Collectively, the fine to the banks totaled EUR 371 million. UBS bore the heaviest burden, receiving a fine of EUR 172.4 million. The burden would have been greater had the regulator not reduced the possible fine by 45% because the bank cooperated with the investigation. (See UBS stock analysis on TipRanks)
Nomura was fined EUR 129.6 million, and UniCredit took a EUR 69.4 million hit. The regulator did not fine Bank of America (BAC), NatWest (NWG), Natixis, and WestLB despite finding they too participated in the anticompetitive bond trading behavior. NatWest escaped the fine because it reported the cartel to the regulator.
“It is unacceptable, that in the middle of the financial crisis, when many financial institutions had to be rescued by public funding these investment banks colluded in this market at the expense of EU Member States,” said the EU’s antitrust division head, Margrethe Vestager.
The EGB is a type of bond issued in euro by the central governments of EU member states. The bond trades that put the banks in trouble occurred between 2007 and 2011, during the global financial crisis. The regulator said the banks’ conduct affected the entire European economic area.
Deutsche Bank analyst Benjamin Goy upgraded UBS stock to a Buy from Hold rating and assigned it a price target of $18.96, which points to 20.35% upside potential.

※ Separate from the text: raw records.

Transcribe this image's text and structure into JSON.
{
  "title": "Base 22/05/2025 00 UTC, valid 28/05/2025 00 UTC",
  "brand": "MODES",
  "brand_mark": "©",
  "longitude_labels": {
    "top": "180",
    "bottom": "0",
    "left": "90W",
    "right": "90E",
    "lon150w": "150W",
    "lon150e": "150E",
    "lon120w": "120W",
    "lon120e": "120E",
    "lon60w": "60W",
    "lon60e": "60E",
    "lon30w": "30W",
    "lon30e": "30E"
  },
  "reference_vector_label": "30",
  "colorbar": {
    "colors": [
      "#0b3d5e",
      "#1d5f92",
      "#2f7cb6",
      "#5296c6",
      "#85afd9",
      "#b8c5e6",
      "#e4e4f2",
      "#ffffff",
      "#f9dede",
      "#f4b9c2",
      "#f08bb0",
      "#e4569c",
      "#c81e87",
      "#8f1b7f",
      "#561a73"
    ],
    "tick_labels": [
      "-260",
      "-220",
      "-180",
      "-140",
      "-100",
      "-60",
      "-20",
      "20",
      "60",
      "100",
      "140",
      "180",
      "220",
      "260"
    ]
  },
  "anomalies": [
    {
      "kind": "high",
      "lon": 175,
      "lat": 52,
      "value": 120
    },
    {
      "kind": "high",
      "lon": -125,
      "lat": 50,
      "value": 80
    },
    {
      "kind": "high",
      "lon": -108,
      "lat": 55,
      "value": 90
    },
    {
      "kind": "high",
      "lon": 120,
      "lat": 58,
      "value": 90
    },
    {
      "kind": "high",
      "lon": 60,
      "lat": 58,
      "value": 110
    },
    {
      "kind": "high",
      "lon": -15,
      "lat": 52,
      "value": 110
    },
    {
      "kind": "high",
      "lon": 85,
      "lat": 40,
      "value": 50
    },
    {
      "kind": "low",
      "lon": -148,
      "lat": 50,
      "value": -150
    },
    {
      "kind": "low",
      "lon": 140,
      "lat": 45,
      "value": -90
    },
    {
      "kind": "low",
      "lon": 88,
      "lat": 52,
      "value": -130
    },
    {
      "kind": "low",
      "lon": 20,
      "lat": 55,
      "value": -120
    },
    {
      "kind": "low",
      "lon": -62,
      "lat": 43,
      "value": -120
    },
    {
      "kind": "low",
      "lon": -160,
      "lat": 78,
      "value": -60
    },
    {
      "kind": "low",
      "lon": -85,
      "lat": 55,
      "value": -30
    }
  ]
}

“Strong capital generation allows for significant capital return, potentially bolt-on M&A, and could absorb potential litigation risks if needed,” noted Goy.
Consensus among analysts on Wall Street is a Moderate Buy based on 7 Buy, 4 Hold, and 1 Sell ratings. The average analyst price target of $18.59 implies 18.03% upside potential to the current price.
UBS scores a 9 out of 10 on TipRanks’ Smart Score rating system, implying that the stock is likely to outperform market expectations.